The final vote was conducted by local members of the community, not tree growers. About 25 people gathered to look over the trees and offer their vote.
"They want the public to have their say, to let us know what they want in a Christmas tree," noted Botek. "The consumers are what keeps our industry going."
In the end, the public declared Botek's Colorado Blue Spruce their favorite. His gamble to show an eye-catching blue tree had paid off.

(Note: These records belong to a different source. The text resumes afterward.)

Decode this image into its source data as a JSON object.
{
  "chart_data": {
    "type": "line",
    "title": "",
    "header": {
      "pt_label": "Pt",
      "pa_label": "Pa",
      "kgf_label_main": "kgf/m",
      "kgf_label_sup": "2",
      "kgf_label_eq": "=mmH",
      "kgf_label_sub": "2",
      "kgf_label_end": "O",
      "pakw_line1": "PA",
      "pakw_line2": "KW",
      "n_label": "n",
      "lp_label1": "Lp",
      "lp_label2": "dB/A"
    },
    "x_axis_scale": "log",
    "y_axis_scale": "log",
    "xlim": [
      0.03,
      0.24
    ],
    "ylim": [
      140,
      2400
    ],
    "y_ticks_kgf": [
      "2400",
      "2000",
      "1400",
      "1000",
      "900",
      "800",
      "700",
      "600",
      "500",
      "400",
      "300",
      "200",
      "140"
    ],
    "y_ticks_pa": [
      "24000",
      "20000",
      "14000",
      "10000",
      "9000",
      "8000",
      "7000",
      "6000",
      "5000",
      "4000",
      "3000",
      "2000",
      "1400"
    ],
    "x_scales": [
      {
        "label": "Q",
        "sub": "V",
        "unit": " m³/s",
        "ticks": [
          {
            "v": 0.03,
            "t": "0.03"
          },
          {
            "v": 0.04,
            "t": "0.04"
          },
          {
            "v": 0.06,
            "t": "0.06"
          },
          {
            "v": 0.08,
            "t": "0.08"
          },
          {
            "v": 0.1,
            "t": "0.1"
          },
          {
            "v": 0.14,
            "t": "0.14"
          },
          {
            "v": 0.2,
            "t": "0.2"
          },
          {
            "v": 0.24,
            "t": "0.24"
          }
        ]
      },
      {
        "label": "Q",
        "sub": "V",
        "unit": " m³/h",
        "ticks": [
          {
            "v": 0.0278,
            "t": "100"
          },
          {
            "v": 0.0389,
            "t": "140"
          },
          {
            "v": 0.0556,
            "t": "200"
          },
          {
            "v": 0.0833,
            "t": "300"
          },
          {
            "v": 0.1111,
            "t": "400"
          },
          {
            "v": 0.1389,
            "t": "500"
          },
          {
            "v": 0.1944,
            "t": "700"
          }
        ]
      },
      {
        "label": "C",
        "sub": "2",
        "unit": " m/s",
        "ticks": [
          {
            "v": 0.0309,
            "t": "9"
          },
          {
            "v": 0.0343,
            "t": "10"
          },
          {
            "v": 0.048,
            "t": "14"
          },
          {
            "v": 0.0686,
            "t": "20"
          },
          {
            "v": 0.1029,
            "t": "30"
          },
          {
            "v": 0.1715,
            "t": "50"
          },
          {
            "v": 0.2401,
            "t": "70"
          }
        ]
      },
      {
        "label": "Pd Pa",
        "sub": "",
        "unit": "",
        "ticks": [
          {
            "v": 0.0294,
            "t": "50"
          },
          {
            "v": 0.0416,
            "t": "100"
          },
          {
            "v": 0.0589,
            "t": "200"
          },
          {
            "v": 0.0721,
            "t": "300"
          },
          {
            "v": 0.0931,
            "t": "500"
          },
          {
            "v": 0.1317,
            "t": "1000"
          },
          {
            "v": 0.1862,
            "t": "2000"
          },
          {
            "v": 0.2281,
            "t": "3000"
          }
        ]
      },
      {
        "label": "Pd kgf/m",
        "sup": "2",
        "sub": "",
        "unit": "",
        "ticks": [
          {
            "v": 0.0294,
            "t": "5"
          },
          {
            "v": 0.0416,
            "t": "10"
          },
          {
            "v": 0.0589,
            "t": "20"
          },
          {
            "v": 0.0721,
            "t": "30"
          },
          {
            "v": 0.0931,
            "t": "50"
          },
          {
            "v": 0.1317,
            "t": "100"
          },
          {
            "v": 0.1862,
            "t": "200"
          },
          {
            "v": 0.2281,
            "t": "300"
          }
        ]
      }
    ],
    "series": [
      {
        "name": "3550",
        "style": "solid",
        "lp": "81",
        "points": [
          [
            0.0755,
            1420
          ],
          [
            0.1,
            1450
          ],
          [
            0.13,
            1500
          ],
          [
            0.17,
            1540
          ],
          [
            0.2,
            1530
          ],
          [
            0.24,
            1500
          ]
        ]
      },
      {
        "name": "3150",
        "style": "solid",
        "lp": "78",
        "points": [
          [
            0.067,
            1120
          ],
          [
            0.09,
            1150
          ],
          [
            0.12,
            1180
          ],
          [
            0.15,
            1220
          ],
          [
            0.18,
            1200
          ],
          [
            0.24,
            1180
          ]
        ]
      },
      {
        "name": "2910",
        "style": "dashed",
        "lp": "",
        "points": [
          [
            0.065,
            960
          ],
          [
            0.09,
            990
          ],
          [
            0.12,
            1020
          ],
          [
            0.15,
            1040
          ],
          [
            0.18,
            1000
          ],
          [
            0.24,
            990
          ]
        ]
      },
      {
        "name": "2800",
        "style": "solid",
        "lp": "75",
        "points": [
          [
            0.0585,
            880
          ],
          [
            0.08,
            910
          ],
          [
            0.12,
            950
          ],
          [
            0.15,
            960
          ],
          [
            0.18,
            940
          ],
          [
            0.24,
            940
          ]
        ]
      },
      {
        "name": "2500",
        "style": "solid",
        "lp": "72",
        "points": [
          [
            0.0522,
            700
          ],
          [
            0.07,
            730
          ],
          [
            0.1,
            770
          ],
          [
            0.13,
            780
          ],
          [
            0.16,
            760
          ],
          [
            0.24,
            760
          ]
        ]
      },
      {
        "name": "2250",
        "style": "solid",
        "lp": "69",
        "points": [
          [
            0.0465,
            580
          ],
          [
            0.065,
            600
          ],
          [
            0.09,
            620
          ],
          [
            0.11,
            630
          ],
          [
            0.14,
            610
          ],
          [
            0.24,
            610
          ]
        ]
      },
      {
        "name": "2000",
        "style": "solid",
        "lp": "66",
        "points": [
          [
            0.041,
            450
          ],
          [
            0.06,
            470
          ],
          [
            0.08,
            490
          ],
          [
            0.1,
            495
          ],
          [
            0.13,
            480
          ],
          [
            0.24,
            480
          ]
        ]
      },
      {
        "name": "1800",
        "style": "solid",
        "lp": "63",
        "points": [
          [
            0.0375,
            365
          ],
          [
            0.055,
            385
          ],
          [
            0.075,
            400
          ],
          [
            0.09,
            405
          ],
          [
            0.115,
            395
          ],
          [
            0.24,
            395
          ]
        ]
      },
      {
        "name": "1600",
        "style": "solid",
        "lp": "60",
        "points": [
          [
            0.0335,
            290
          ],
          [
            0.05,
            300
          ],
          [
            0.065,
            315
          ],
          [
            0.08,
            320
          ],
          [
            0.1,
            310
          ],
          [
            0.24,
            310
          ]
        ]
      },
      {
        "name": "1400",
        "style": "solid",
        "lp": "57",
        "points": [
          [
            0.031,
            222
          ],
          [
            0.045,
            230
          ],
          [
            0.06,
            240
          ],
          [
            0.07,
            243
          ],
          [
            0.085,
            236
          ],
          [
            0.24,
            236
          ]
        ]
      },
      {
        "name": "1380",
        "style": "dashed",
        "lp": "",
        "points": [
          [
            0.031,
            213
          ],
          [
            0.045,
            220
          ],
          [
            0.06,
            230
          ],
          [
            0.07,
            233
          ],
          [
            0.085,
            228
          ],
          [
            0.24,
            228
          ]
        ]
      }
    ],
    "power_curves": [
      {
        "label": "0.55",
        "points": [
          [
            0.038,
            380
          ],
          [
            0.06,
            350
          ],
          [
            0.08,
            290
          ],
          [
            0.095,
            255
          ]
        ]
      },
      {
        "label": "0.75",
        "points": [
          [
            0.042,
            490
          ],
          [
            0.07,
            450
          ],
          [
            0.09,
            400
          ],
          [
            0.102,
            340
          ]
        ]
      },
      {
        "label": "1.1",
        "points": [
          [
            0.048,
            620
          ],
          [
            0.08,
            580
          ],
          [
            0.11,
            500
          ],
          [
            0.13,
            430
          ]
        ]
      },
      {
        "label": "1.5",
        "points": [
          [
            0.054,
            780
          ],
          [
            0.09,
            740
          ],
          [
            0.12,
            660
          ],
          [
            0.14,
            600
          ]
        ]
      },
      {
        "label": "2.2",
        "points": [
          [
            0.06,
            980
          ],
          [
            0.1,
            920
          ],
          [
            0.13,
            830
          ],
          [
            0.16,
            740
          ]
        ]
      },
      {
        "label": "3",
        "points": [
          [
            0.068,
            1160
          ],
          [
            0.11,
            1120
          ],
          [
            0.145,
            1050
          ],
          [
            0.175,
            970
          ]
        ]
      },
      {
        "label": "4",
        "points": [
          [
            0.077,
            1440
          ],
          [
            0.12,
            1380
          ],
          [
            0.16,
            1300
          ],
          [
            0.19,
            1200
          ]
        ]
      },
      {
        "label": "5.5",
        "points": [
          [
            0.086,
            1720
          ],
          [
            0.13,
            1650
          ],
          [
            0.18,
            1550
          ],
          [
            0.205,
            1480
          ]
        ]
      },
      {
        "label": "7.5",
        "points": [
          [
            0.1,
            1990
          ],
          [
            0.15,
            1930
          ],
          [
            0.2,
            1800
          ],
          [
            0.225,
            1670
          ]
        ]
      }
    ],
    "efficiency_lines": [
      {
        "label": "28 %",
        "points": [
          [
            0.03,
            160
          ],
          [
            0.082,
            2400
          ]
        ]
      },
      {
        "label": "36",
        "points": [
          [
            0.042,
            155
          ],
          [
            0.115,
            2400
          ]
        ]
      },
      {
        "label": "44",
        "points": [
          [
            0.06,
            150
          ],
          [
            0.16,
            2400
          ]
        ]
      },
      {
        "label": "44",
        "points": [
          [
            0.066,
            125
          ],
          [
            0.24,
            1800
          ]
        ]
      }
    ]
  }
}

Crystal Spring Tree Farm is the sixth farm to earn "Grand Champion" a second time in the National Christmas Tree Association contest's 44-year history, and the first to win twice in Pennsylvania. Because Crystal Spring has presented a tree to the White House before, they have a good idea of what to expect. Several high-ranking officials, including the White House's head of grounds and the head of the National Parks, will likely visit the farm in early October to choose the tree that will grace the Blue Room this year.
The honor also comes with other recognition - such as being part of the HGTV annual "White House Christmas" program on national television. Botek was also featured on "The Martha Stewart Show" as a tree expert in 2006.
But perhaps the most exciting part of their journey this fall will be the presentation of the tree in Washington. As is tradition, the tree will be placed into a horse-drawn cart. Young children who are visiting are encouraged to ride with the tree as it is pulled up to the White House, where the Botek family will officially present the tree to First Lady Michelle Obama.
Several days later, the family will likely be invited back to see the decorated tree. The Blue Room tree is traditionally 18-feet tall, so that it stretches to the very top of the ceiling. Volunteers remove the Blue Room chandelier and wire the tree's lights directly into the ceiling, and spend hours decking the tree in fine decorations.
"The last time we saw the tree get decorated, and it was unbelievable. It was like watching Santa's workshop. You don't see anything like this on the TV presentation," said Botek.
Until that time, expect the workers at Crystal Spring to be moving at full speed. The farm is quickly reaching its busiest time of year as they prepare for the upcoming holiday season - and trips to and from Washington will occur around the time that their farm opens to the public.
"It's going to be real busy around the farm this fall," said Botek. "We're going to be unbelievably busy, but it is 100 percent worth it. This is the epitome of anything we could do in our business. This is the best tree in the country."